OVG Bautzen: Anspruch auf Zuerkennung des Flüchtlingsstatus für wehrpflichtige Syrer

Flüchtlinge aus Syrien, die sich durch ihre Flucht als Wehrpflichtige oder Reservisten dem Wehrdienst entziehen wollten, haben Anspruch auf Zuerkennung des Flüchtlingsstatus. Dies hat das Sächsische Oberverwaltungsgericht in Bautzen mit Urteilen vom 07.02.2018 in mehreren Verfahren entschieden. Diese Frage ist in der Rechtsprechung umstritten. Drei OVGs/VGHs vertreten die jetzt vom Sächsischen OVG vertretene Auffassung, vier die gegenteilige Ansicht (Az.: 5 A 714/17.A; 5 A 1234/17.A; 5 A 1237/17.A; 5 A 1245/17.A und 5 A 1246/17.A).

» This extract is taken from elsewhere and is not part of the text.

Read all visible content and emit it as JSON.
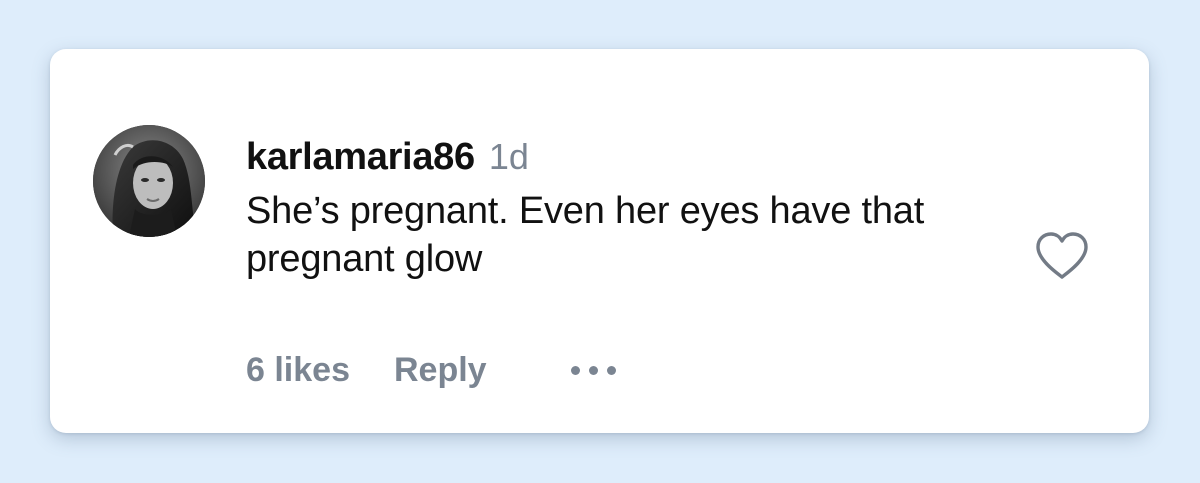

Männern wurde nur subsidiärer Schutzstatus zuerkannt

In allen Fällen hatte das Bundesamt für Migration und Flüchtlinge (BAMF) den Klägern, Flüchtlingen aus Syrien, im Hinblick auf den in Syrien herrschenden landesweiten innerstaatlichen bewaffneten Konflikt den subsidiären Schutzstatus gemäß § 4 AsylG zuerkannt. Der weitergehende Antrag auf Zuerkennung der Flüchtlingseigenschaft gemäß § 3 AsylG wurde jeweils abgelehnt, weil die Voraussetzungen hierfür nicht vorlägen. Flüchtlinge erhalten sowohl im Fall der Zuerkennung subsidiären Schutzes als auch im Fall der Zuerkennung der Flüchtlingseigenschaft einen Anspruch auf Erteilung einer Aufenthaltserlaubnis, wobei die Anerkennung als Flüchtling einige Vorteile mit sich bringt. Unterschiede gibt es vor allem hinsichtlich des Familiennachzugs, soweit er Ehegatten und minderjährige ledige Kinder betrifft.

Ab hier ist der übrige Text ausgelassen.